Hi Everyone!
I'm trying to understand how Spark's cache work.
Here is my naive understanding, please let me know if I'm missing something:
val rdd1 = sc.textFile("some data")
rdd.cache() //marks rdd as cached
val rdd2 = rdd1.filter(...)
val rdd3 = rdd1.map(...)
rdd2.saveAsTextFile("...")
rdd3.saveAsTextFile("...")
In the above, rdd1 will be loaded from disk (e.g. HDFS) only once. (when
rdd2 is saved I assume) and then from cache (assuming there is enough RAM)
when rdd3 is saved)
Now here is my question.
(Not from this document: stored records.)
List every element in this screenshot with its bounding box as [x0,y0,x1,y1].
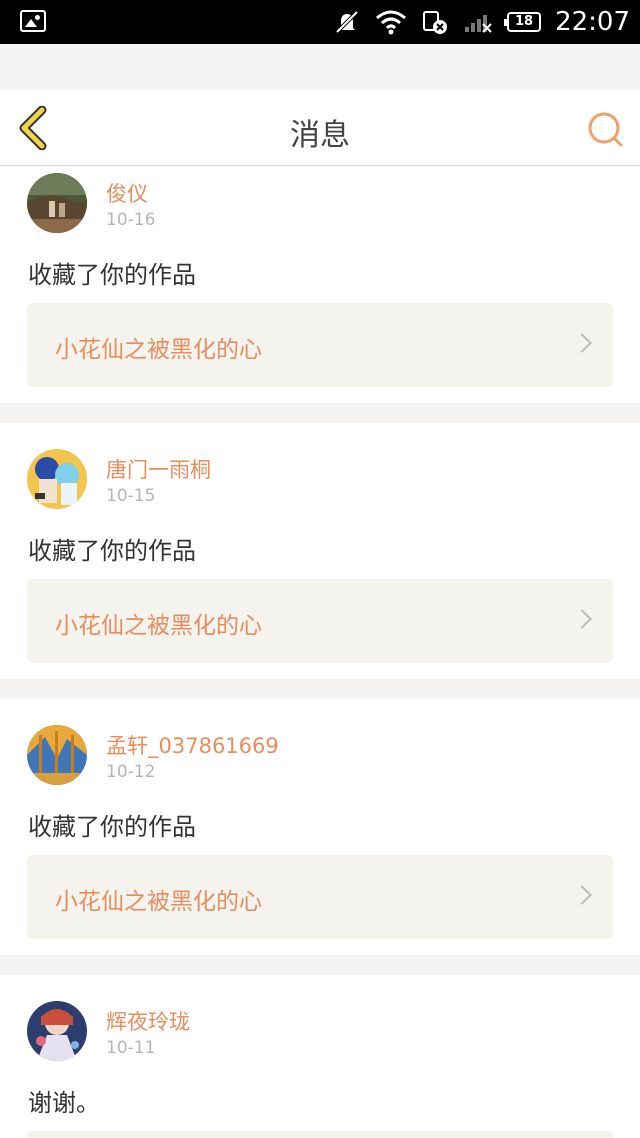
battery-indicator: 18 [504,12,542,32]
message-card: 俊仪 10-16 收藏了你的作品 小花仙之被黑化的心 [0,167,640,403]
message-date: 10-15 [106,486,156,506]
username[interactable]: 孟轩_037861669 [106,730,279,760]
avatar[interactable] [27,449,87,509]
work-link[interactable]: 小花仙之被黑化的心 [27,855,613,939]
username[interactable]: 辉夜玲珑 [106,1006,190,1036]
message-card: 辉夜玲珑 10-11 谢谢。 [0,975,640,1138]
avatar[interactable] [27,725,87,785]
gallery-notification-icon [20,10,46,32]
header-bar: 消息 [0,90,640,166]
message-text: 收藏了你的作品 [28,261,196,289]
page-title: 消息 [290,118,350,153]
status-icons: 18 22:07 [333,0,630,44]
work-title: 小花仙之被黑化的心 [55,889,262,915]
work-link[interactable]: 小花仙之被黑化的心 [27,579,613,663]
work-link[interactable]: 小花仙之被黑化的心 [27,303,613,387]
work-title: 小花仙之被黑化的心 [55,613,262,639]
work-title: 小花仙之被黑化的心 [55,337,262,363]
message-text: 收藏了你的作品 [28,537,196,565]
message-date: 10-16 [106,210,156,230]
message-card: 唐门一雨桐 10-15 收藏了你的作品 小花仙之被黑化的心 [0,423,640,679]
username[interactable]: 俊仪 [106,178,148,208]
chevron-right-icon [572,609,592,629]
avatar[interactable] [27,1001,87,1061]
avatar[interactable] [27,173,87,233]
username[interactable]: 唐门一雨桐 [106,454,211,484]
message-text: 收藏了你的作品 [28,813,196,841]
work-link[interactable] [27,1131,613,1138]
message-date: 10-12 [106,762,156,782]
chevron-right-icon [572,885,592,905]
message-text: 谢谢。 [28,1089,100,1117]
status-bar: 18 22:07 [0,0,640,44]
search-icon[interactable] [586,110,624,148]
chevron-right-icon [572,333,592,353]
top-spacer [0,44,640,90]
sim-error-icon [423,11,448,34]
message-card: 孟轩_037861669 10-12 收藏了你的作品 小花仙之被黑化的心 [0,699,640,955]
mute-icon [335,10,359,34]
clock: 22:07 [555,7,630,37]
signal-icon [465,15,492,33]
wifi-icon [376,10,407,35]
message-date: 10-11 [106,1038,156,1058]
Let's say I want to cache rdd2 and rdd3 as they
will both be used later on, but I don't need rdd1 after creating them.
Basically there is duplication, isn't it? Since once rdd2 and rdd3 are
calculated, I don't need rdd1 anymore, I should probably unpersist it,
right? the question is when?
*Will this work? (Option A)*
val rdd1 = sc.textFile("some data")
rdd.cache() //marks rdd as cached
val rdd2 = rdd1.filter(...)
val rdd3 = rdd1.map(...)
rdd2.cache()
rdd3.cache()
rdd1.unpersist()
Does spark add the unpersist call to the DAG? or is it done immediately? if
it's done immediately, then basically rdd1 will be non cached when I read
from rdd2 and rdd3, right?
*Should I do it this way instead (Option B)?*
val rdd1 = sc.textFile("some data")
rdd.cache() //marks rdd as cached
val rdd2 = rdd1.filter(...)
val rdd3 = rdd1.map(...)
rdd2.cache()
rdd3.cache()
rdd2.saveAsTextFile("...")
rdd3.saveAsTextFile("...")
rdd1.unpersist()
*So the question is this:* Is Option A good enough? e.g. will rdd1 be still
accessing the file only once? Or do I need to go with Option B?
(see also
http://stackoverflow.com/questions/29903675/understanding-sparks-caching)
Thanks in advance